Das dürfte wohl mit hineingespielt haben, hat die Berichterstattung über die Nacktselfies im Fall Müller und die K.-o.-Tropfen im Fall Spiess-Hegglin doch wochenlang die Schlagzeilen dominiert. Und es zeigt auch auf, wie nervös Politiker heute reagieren, wenn ein Skandal ruchbar wird. Weil sie wissen, wie schnell das Ganze emotional hochgekocht wird. Insofern folgt der Skandal dem typischen Grundmuster der Skandalforschung.

Wie meinen Sie das?

Aus der Forschung wissen wir: Sobald sich die eigene Basis vom Skandalisierten distanziert, wird die Luft für den Angeschuldigten dünn. Wenn sich die Grünen geschlossen hinter Jonas Fricker gestellt hätten nach dessen Entschuldigung, wäre es wohl nicht zum Rücktritt gekommen. Doch wir leben in einer Gesellschaft, in der die Skandalisierung weit fortgeschritten ist. Das zeigt sich in drei Bereichen. Erstens in den Medien, die jeden Skandal hochkochen, was durch die Verbreitung von sozialen Medien noch zugenommen hat. Dadurch gehen solche Geschichten schnell viral; alle erfahren davon.

Und woran zeigt sich die fortgeschrittene Skandalisierung noch?

Sie zeigt sich, zweitens, auf der politischen Ebene: Auch die Politiker und Parteien attackieren heute viel häufiger den politischen Gegner statt dessen Argumente. Der dritte Aspekt ist die Selbst-Skandalisierung, die wir bei den Grünen, aber auch anderen Parteien, erleben: dass eine Partei mit ihrem Mitglied bricht und gegen diese Person selber Attacken reitet. Insgesamt ist diese Skandalisierungstendenz eine Grundmotorik, die für die Gesellschaft problematisch ist.

Warum?

Weil sich so immer weniger Leute finden, die bereit sind, exponierte Ämter zu übernehmen. Das Risiko, persönlichen Angriffen ausgesetzt zu werden, ist extrem gross. Das führt zu einer Negativauslese.

Waren die Angriffe von anderen Grünen auch deshalb so scharf, weil die Partei selber betont, wie wichtig ihr humanitäre Werte sind?
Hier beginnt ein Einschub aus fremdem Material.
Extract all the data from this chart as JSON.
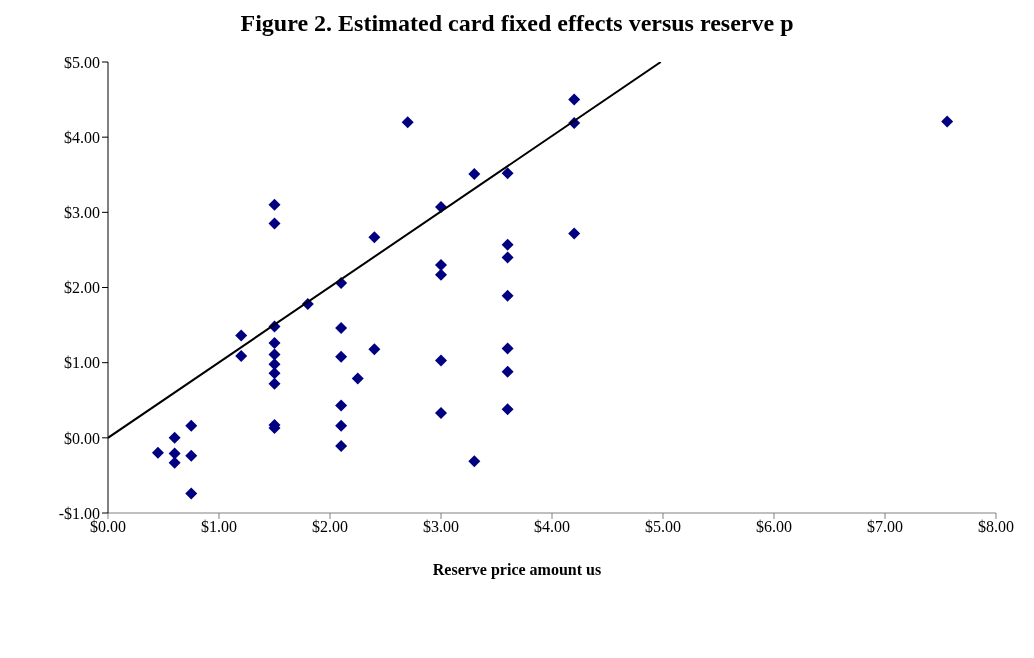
{
  "chart_data": {
    "type": "scatter",
    "title": "Figure 2. Estimated card fixed effects versus reserve p",
    "xlabel": "Reserve price amount us",
    "xlim": [
      0,
      8
    ],
    "ylim": [
      -1,
      5
    ],
    "xticks": [
      {
        "value": 0,
        "label": "$0.00"
      },
      {
        "value": 1,
        "label": "$1.00"
      },
      {
        "value": 2,
        "label": "$2.00"
      },
      {
        "value": 3,
        "label": "$3.00"
      },
      {
        "value": 4,
        "label": "$4.00"
      },
      {
        "value": 5,
        "label": "$5.00"
      },
      {
        "value": 6,
        "label": "$6.00"
      },
      {
        "value": 7,
        "label": "$7.00"
      },
      {
        "value": 8,
        "label": "$8.00"
      }
    ],
    "yticks": [
      {
        "value": -1,
        "label": "-$1.00"
      },
      {
        "value": 0,
        "label": "$0.00"
      },
      {
        "value": 1,
        "label": "$1.00"
      },
      {
        "value": 2,
        "label": "$2.00"
      },
      {
        "value": 3,
        "label": "$3.00"
      },
      {
        "value": 4,
        "label": "$4.00"
      },
      {
        "value": 5,
        "label": "$5.00"
      }
    ],
    "grid": false,
    "legend": false,
    "series": [
      {
        "marker": "diamond",
        "color": "#000080",
        "x": [
          0.45,
          0.6,
          0.6,
          0.6,
          0.75,
          0.75,
          0.75,
          1.2,
          1.2,
          1.5,
          1.5,
          1.5,
          1.5,
          1.5,
          1.5,
          1.5,
          1.5,
          1.5,
          1.5,
          1.8,
          2.1,
          2.1,
          2.1,
          2.1,
          2.1,
          2.1,
          2.25,
          2.4,
          2.4,
          2.7,
          3.0,
          3.0,
          3.0,
          3.0,
          3.0,
          3.3,
          3.3,
          3.6,
          3.6,
          3.6,
          3.6,
          3.6,
          3.6,
          3.6,
          4.2,
          4.2,
          4.2,
          7.56
        ],
        "values": [
          -0.2,
          0.0,
          -0.21,
          -0.33,
          0.16,
          -0.24,
          -0.74,
          1.36,
          1.09,
          3.1,
          2.85,
          1.48,
          1.26,
          1.11,
          0.98,
          0.86,
          0.72,
          0.17,
          0.13,
          1.78,
          2.06,
          1.46,
          1.08,
          0.43,
          0.16,
          -0.11,
          0.79,
          2.67,
          1.18,
          4.2,
          3.07,
          2.3,
          2.17,
          1.03,
          0.33,
          3.51,
          -0.31,
          3.52,
          2.57,
          2.4,
          1.89,
          1.19,
          0.88,
          0.38,
          4.5,
          4.19,
          2.72,
          4.21
        ]
      },
      {
        "type": "line",
        "marker": "none",
        "color": "#000000",
        "x": [
          0,
          4.98
        ],
        "values": [
          0,
          5
        ]
      }
    ]
  }
}
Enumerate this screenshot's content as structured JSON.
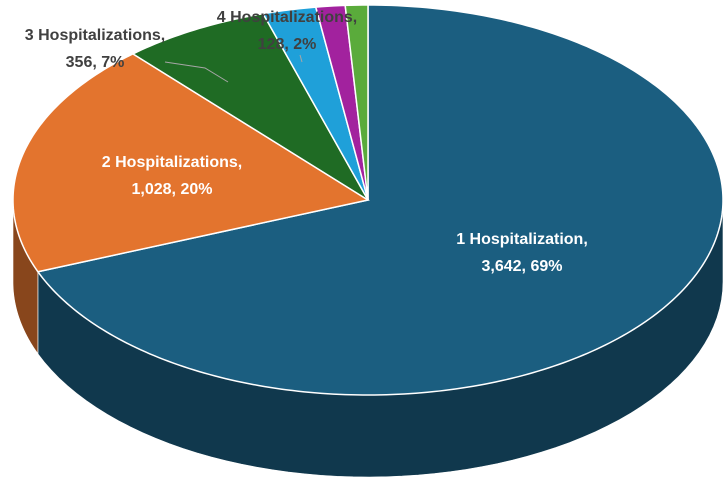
{
  "chart_data": {
    "type": "pie3d",
    "categories": [
      "1 Hospitalization,",
      "2 Hospitalizations,",
      "3 Hospitalizations,",
      "4 Hospitalizations,",
      null,
      null
    ],
    "values": [
      3642,
      1028,
      356,
      128,
      70,
      54
    ],
    "value_labels": [
      "3,642, 69%",
      "1,028, 20%",
      "356, 7%",
      "128, 2%",
      null,
      null
    ],
    "colors": [
      "#1b5e80",
      "#e3742e",
      "#1f6b24",
      "#1fa0d9",
      "#a2229e",
      "#5aab3b"
    ]
  }
}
Das ist ebenfalls ein Grundmuster von Skandalisierungen: Jene, welche die höchsten moralischen Ansprüche an sich selber stellen, sind auch jene, die das grösste Skandalisierungsrisiko tragen.

Die Grünen wollen nun ein Grundsatzpapier erarbeiten, um einen solchen Fall in Zukunft zu verhindern. Was bringt das?

Ich befürchte vielmehr, dass das wie gesagt noch mehr zu einer negativen Auslese führt. Aber es könnte auch zu einer Art Selbstzensur führen, dass man jedes Wort auf die Waagschale legt. Ich finde es gut, wenn man den Fall diskutiert. Aber den Sinn und Zweck eines Reglements wage ich zu bezweifeln.